Tableau Récapitulatif : Quelle Mention pour votre Facture sans TVA ?
Voici un résumé des mentions à utiliser selon votre situation. Trouvez votre cas dans la colonne de gauche et copiez la mention légale correspondante pour votre facturation.
| Situation / Cas d’usage | Mention légale exacte à indiquer sur la facture |
|---|---|
| Franchise en base de TVA (Auto-entrepreneur, micro-entreprise sous les seuils) | « TVA non applicable, article 293 B du CGI » |
| Sous-traitance dans le BTP (Autoliquidation) | « Autoliquidation » (il est recommandé d’ajouter « TVA due par le preneur ») |
| Livraison de biens dans l’UE (à un professionnel) | « Exonération de TVA, article 262 ter I du CGI » |
| Prestation de services dans l’UE (à un professionnel) | « Autoliquidation – TVA non applicable – art. 259-1 du CGI » |
| Exportation de biens hors UE (à un pro ou un particulier) | « Exonération de TVA, article 262 1° du CGI » |
| Exportation de services hors UE (à un professionnel) | « TVA non applicable – art. 259-1 du CGI » |
Comprendre Chaque Cas d’Exonération en Détail
Le tableau vous donne la solution rapide. Mais il est important de bien comprendre dans quel cas vous vous situez pour appliquer la bonne règle. Chaque mention correspond à une situation juridique précise, avec des conditions à respecter.
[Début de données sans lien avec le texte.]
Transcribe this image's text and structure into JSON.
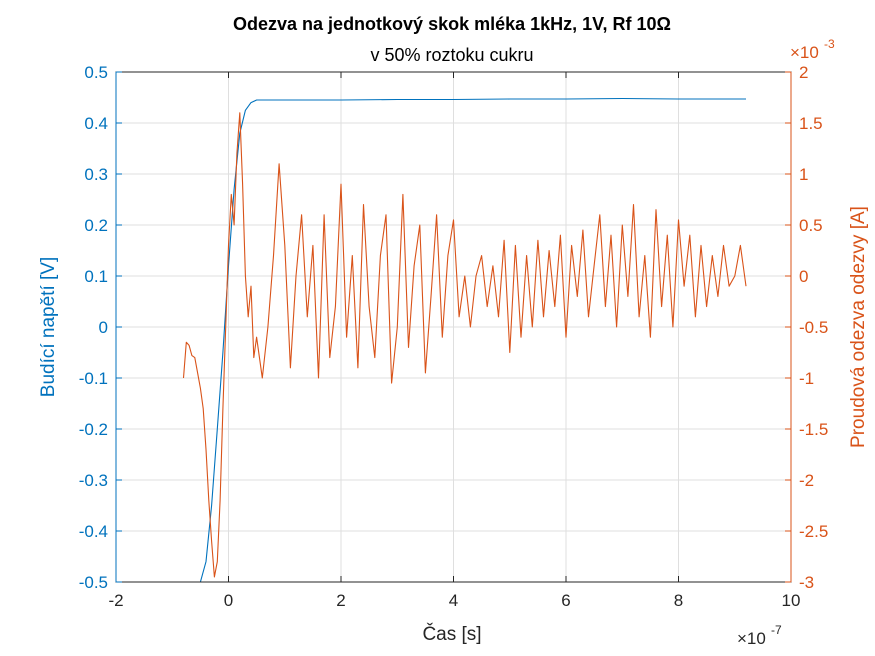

Voyons ensemble ce que chaque ligne du tableau implique pour votre entreprise. Cela vous évitera de commettre des erreurs qui peuvent être sanctionnées en cas de contrôle.
La Franchise en Base de TVA (art. 293 B du CGI)
C’est le cas le plus courant pour les freelances, les auto-entrepreneurs et les petites entreprises qui démarrent. Le régime de la franchise en base de TVA vous permet de ne pas facturer la TVA à vos clients. Cela simplifie beaucoup votre comptabilité.
Pour en bénéficier, votre chiffre d’affaires de l’année précédente ne doit pas dépasser certains seuils. Ces montants sont mis à jour régulièrement. Voici les seuils principaux :
- 91 900 € pour les activités de vente de marchandises, d’objets, de fournitures et de denrées à emporter ou à consommer sur place, ou de fourniture de logement.
- 36 800 € pour les autres prestations de services (activités libérales, artisans, etc.).
Le principal avantage est la simplicité : pas de déclaration de TVA à faire. En contrepartie, vous ne pouvez pas récupérer la TVA sur vos propres achats professionnels (matériel, logiciels, etc.). C’est un calcul à faire pour voir si ce régime est intéressant pour vous.
L’Autoliquidation de la TVA
L’autoliquidation est un mécanisme particulier. Le principe est simple : ce n’est pas vous (le vendeur ou le prestataire) qui collectez et reversez la TVA, mais votre client (l’acheteur). Vous émettez une facture hors taxe (HT), et c’est à lui de déclarer et de payer la TVA aux impôts.
Ce système est obligatoire dans certaines situations bien définies pour éviter la fraude. Les cas les plus fréquents sont :
- La sous-traitance dans le BTP : si vous êtes un sous-traitant pour une entreprise du bâtiment, vous facturez votre prestation en HT avec la mention « Autoliquidation ». L’entreprise principale se chargera de la TVA.
- Les prestations de services intracommunautaires : lorsque vous fournissez un service à une entreprise située dans un autre pays de l’Union Européenne.
Les Échanges avec l’Union Européenne (Livraisons intracommunautaires)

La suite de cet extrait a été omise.